Fernando Montes D’Oca -
Creio que uma ética teleológica pode, sim, ser solução para o desordenado relativismo que vemos hoje, aliás, creio que tal ética baniria por completo o relativismo, mas não creio que a “ditadura do bem”, e, para mim, a ética teleológica não expressaria outra idéia senão essa, seja plenamente viável. E uso o termo “ditadura” justamente em sentido provocativo para contrastar com as idéias de tolerância e de pluralismo. Quando defendo pluralismo, não penso em relativismo, de forma alguma. Um pluralismo pode cair em relativismo, isto é, pode se desordenar e se transformar em um vale-tudo ético. Pensar pluralismo como um vale-tudo é problemático. É preciso que haja um consenso mínimo, em sociedade, acerca do que seja o bem, e nesse sentido eu dou o braço a torcer a uma teleologia e aplaudo MacIntyre, mas não um bem em sentido privado ou moral, segundo o que “eu creio como certo e bom para minha vida”, mas um bem em sentido público, ou político, conforme o que todos os cidadãos consensualmente podem minimamente conceber como sendo bom.
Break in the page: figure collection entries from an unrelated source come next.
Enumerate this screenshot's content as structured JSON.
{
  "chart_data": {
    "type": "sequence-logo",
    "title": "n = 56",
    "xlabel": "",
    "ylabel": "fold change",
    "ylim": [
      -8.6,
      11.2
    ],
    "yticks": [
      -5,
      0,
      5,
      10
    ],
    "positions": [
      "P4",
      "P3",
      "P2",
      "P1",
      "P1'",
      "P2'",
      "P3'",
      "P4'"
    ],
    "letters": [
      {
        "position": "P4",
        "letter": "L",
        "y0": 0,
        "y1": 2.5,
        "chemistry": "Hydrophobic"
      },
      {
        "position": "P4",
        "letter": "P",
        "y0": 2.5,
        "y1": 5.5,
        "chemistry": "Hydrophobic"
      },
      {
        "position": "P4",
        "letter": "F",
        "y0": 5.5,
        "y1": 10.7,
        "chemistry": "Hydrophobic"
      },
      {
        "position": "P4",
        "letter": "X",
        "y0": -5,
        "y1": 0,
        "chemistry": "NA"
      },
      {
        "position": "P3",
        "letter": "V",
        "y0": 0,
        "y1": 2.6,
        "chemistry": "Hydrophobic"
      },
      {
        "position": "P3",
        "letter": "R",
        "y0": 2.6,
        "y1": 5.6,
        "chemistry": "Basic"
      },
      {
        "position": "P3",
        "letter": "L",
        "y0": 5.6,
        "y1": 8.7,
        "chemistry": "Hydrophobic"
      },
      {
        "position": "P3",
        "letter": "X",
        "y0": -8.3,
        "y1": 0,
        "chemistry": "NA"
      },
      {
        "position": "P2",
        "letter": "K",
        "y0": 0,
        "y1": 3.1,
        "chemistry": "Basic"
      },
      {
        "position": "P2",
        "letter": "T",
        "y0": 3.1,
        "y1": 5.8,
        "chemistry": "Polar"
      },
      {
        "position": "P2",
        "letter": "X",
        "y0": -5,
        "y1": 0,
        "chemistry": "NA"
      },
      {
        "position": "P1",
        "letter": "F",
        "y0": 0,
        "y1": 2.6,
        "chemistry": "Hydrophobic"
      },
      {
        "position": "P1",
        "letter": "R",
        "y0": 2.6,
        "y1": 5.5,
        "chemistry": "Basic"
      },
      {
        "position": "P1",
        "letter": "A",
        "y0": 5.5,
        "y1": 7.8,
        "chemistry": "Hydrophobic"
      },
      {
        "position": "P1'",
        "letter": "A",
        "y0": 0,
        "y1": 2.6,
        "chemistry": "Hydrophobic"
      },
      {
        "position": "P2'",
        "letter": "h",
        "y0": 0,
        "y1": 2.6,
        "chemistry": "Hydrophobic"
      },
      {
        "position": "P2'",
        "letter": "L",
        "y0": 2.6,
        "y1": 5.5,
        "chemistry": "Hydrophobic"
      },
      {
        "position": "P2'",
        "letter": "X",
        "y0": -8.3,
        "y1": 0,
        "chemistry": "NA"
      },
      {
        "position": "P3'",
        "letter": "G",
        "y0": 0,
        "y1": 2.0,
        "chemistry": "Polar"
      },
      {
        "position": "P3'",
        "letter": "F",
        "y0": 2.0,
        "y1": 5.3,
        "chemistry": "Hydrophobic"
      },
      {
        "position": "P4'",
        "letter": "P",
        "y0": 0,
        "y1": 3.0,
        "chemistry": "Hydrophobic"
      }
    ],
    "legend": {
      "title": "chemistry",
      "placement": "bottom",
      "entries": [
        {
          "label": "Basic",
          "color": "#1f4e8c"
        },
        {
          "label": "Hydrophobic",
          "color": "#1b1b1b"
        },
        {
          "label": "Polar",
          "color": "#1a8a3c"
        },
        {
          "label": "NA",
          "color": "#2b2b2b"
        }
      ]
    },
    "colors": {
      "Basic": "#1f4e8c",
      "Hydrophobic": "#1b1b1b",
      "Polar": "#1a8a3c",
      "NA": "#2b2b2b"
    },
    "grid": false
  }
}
Estas idéias, que aqui apresentei grosso modo, encontram-se na obra de Rawls, autor que, para mim, dá conta muito bem do desacordo moral contemporâneo mediante a perspicaz distinção entre público e privado, ou político e moral. Estou bastante convencido de que a idéia de bem que precisamos conceber para por fim às discordâncias morais não está no campo da moral, mas, sim, da política. Pensar determinada concepção moral como certa, inevitavelmente, condena as outras a estarem erradas, e isso é controvertido, pois para pôr fim ao relativismo ter-se-ia que banir o pluralismo, e esta seria uma atitude intolerante. Conceber que cada indivíduo em sua vida privada, moral, faça o que bem entender, contanto que respeite a uma idéia de bem em sentido público (político) na sociedade, não é relativismo, mas pluralismo, e um pluralismo do gênero não só é salutar como deve ser fomentado. A ética teleológica (stricto sensu), ou “ditadura do bem”, só é viável contemporaneamente ou mediante a força ou mediante a concepção de que a idéia de bem tem de ser política, e não moral. Eu acredito na segunda opção.